February 20, 2019 — The Providence Athenaeum is a place where Edgar Allan Poe feels…really close. Maybe even closer than the three surviving houses where he lived.

I think that’s because, unlike Poe’s houses in Baltimore, New York, and Philadelphia—which are all museums dedicated to him now—the Athenaeum still functions as it did when Poe visited it. As a library. An enclave for book lovers.


Even though Poe never lived in Providence, he visited regularly toward the end of his life because he was romantically involved with a local poet, Sarah Helen Whitman. Poe and Whitman would often wander the stacks of the Athenaeum together, as you’d expect a couple of poets who are a couple to do.


The library’s a little different than in their day.
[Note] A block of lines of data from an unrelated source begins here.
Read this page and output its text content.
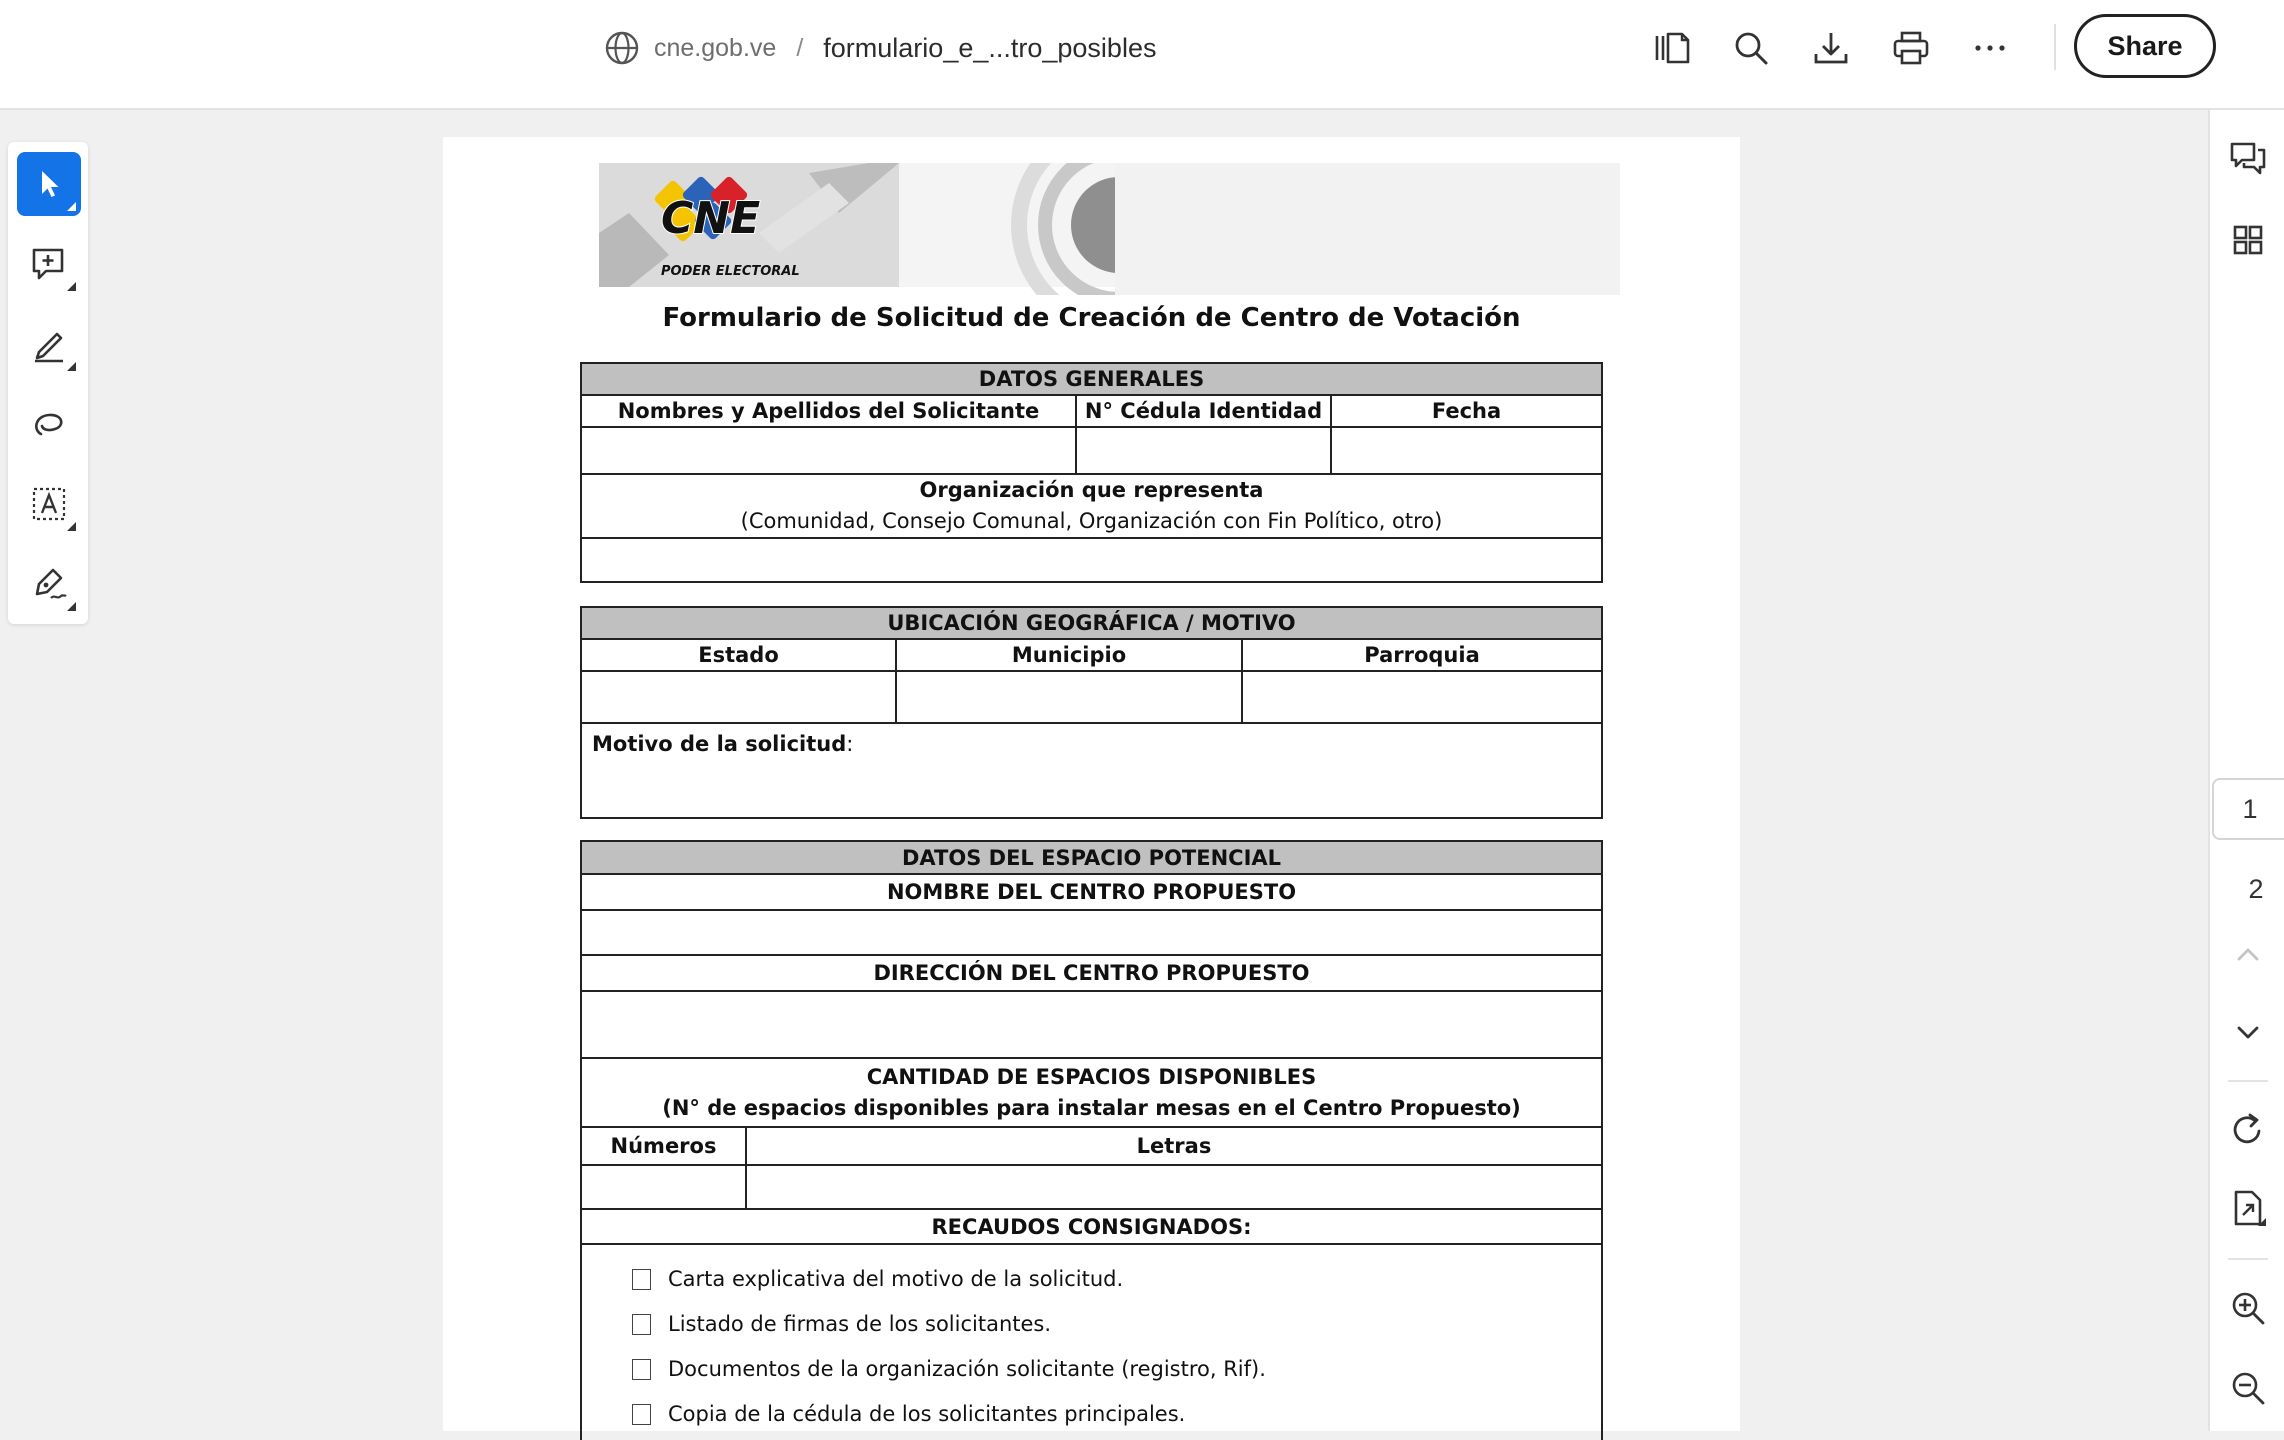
cne.gob.ve / formulario_e_...tro_posibles	Share
1
2
CNE
PODER ELECTORAL
Formulario de Solicitud de Creación de Centro de Votación
DATOS GENERALES
Nombres y Apellidos del Solicitante	N° Cédula Identidad	Fecha
Organización que representa
(Comunidad, Consejo Comunal, Organización con Fin Político, otro)
UBICACIÓN GEOGRÁFICA / MOTIVO
Estado	Municipio	Parroquia
Motivo de la solicitud :
DATOS DEL ESPACIO POTENCIAL
NOMBRE DEL CENTRO PROPUESTO
DIRECCIÓN DEL CENTRO PROPUESTO
CANTIDAD DE ESPACIOS DISPONIBLES
(N° de espacios disponibles para instalar mesas en el Centro Propuesto)
Números	Letras
RECAUDOS CONSIGNADOS:
Carta explicativa del motivo de la solicitud.
Listado de firmas de los solicitantes.
Documentos de la organización solicitante (registro, Rif).
Copia de la cédula de los solicitantes principales.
It has a new wing, a mezzanine, and the basement is now an extension of the library instead of a meeting place for the local philosophy and natural science club it was then, but it still feels like what it was and what it is—an old place full of old books. Poe would still dig it.

Especially right now, because the Athenaeum has put on a small exhibit dedicated to him called Ravenous: The Enduring Legacy of Poe.
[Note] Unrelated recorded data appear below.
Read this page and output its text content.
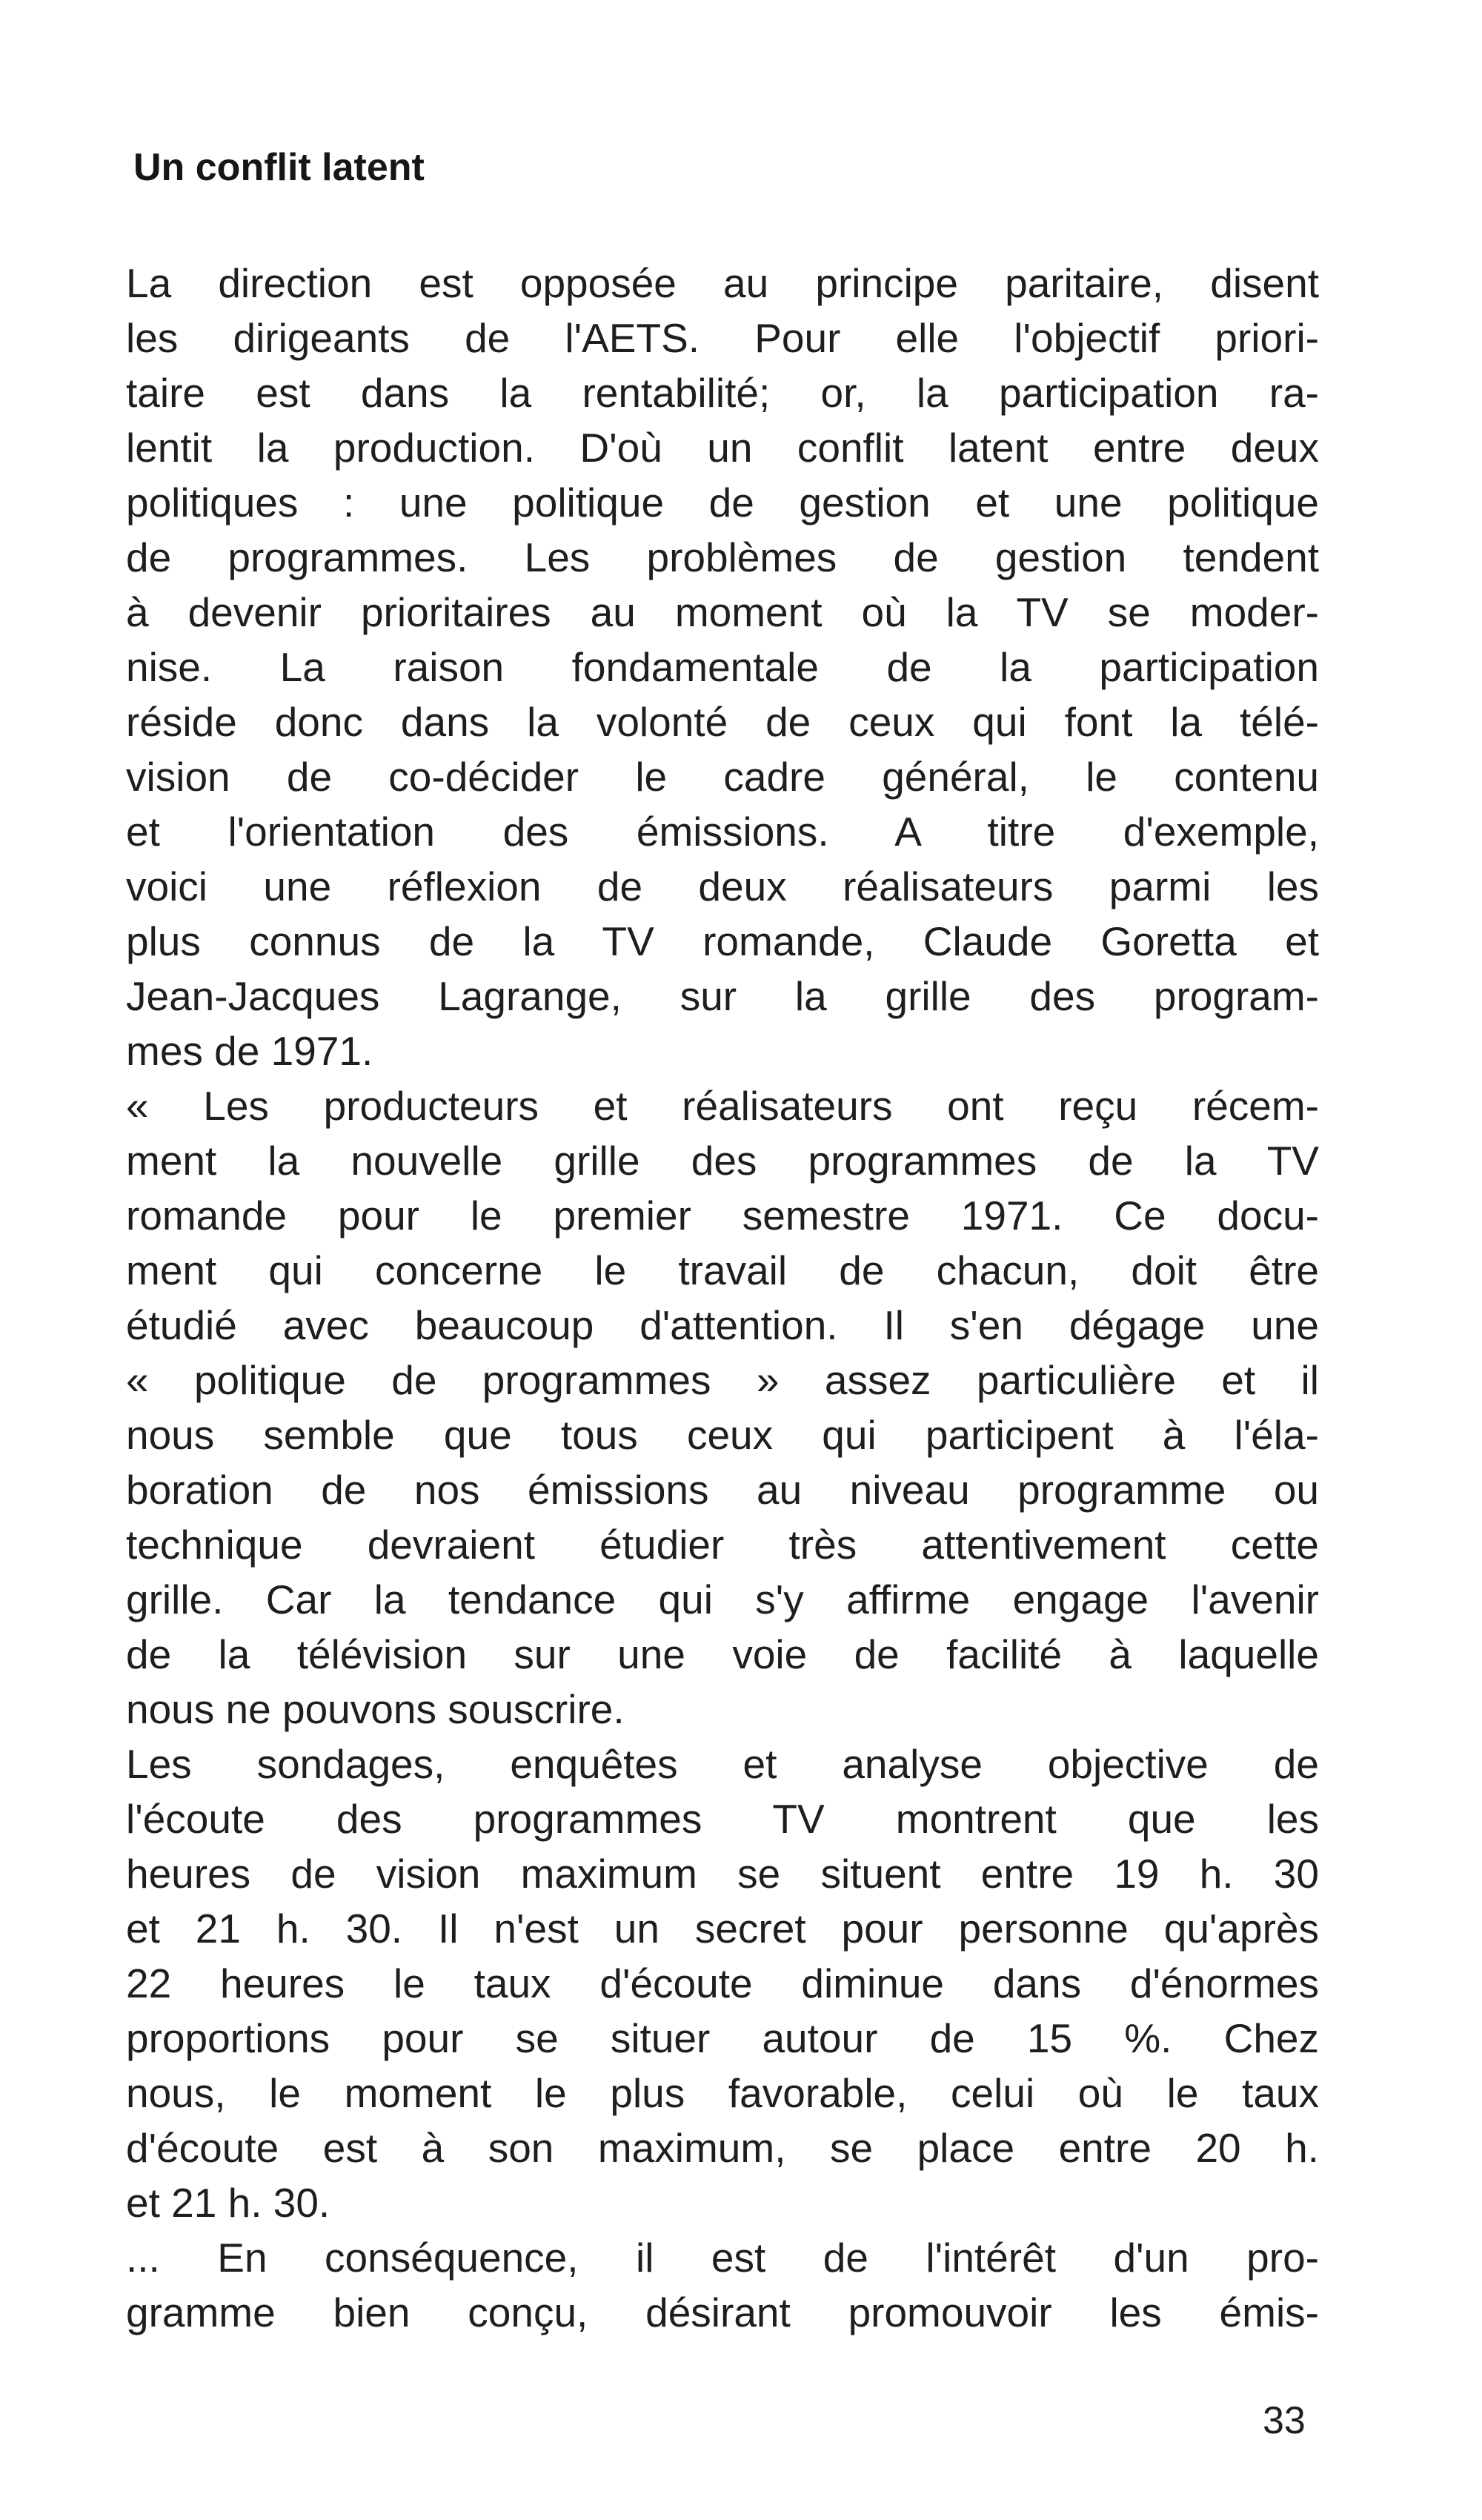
Un conflit latent
La direction est opposée au principe paritaire, disent
les dirigeants de l'AETS. Pour elle l'objectif priori-
taire est dans la rentabilité; or, la participation ra-
lentit la production. D'où un conflit latent entre deux
politiques : une politique de gestion et une politique
de programmes. Les problèmes de gestion tendent
à devenir prioritaires au moment où la TV se moder-
nise. La raison fondamentale de la participation
réside donc dans la volonté de ceux qui font la télé-
vision de co-décider le cadre général, le contenu
et l'orientation des émissions. A titre d'exemple,
voici une réflexion de deux réalisateurs parmi les
plus connus de la TV romande, Claude Goretta et
Jean-Jacques Lagrange, sur la grille des program-
mes de 1971.
« Les producteurs et réalisateurs ont reçu récem-
ment la nouvelle grille des programmes de la TV
romande pour le premier semestre 1971. Ce docu-
ment qui concerne le travail de chacun, doit être
étudié avec beaucoup d'attention. Il s'en dégage une
« politique de programmes » assez particulière et il
nous semble que tous ceux qui participent à l'éla-
boration de nos émissions au niveau programme ou
technique devraient étudier très attentivement cette
grille. Car la tendance qui s'y affirme engage l'avenir
de la télévision sur une voie de facilité à laquelle
nous ne pouvons souscrire.
Les sondages, enquêtes et analyse objective de
l'écoute des programmes TV montrent que les
heures de vision maximum se situent entre 19 h. 30
et 21 h. 30. Il n'est un secret pour personne qu'après
22 heures le taux d'écoute diminue dans d'énormes
proportions pour se situer autour de 15 %. Chez
nous, le moment le plus favorable, celui où le taux
d'écoute est à son maximum, se place entre 20 h.
et 21 h. 30.
... En conséquence, il est de l'intérêt d'un pro-
gramme bien conçu, désirant promouvoir les émis-
33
The Athenaeum has a couple amazing Poe artifacts in its permanent collection. All the stuff I told you about in Chapter 2 of Poe-Land, in fact. For instance, a library log book where Poe personally checked out a novel called Stanley by Horace Binney Wallace. Also, his autograph in a volume of poetry featuring his anonymously published Ulalume. It has quite a few Sarah Helen Whitman artifacts, too. They’re all on display for Ravenous. But the library has fortified the exhibit with pieces from other collectors.


Ravenous includes Poe-inspired objects from pop culture, a lock of his hair, a daguerreotype, and other rare artifacts from famed Poe collector Susan Jaffe Tane. They even have a couple of taxidermied ravens and a pallid bust of Poe himself, based on the Bronx bust of Poe and courtesy of Levi Leland (whom I ran into when I visited).


The Providence Athenaeum should be on anybody’s visit list when they’re in Providence, but right now is the perfect time since you can ogle these rare artifacts while you’re there. It’s thrilling. And that’s despite the fact that I’ve seen most everything in this collection before (and some pieces multiple times). It doesn’t get old to see authentic pieces of Poe.

So go see this free exhibit. Well, first re-read Chapter 2 of Poe-Land, and then go see the exhibit, because Ravenous flits at the end of April.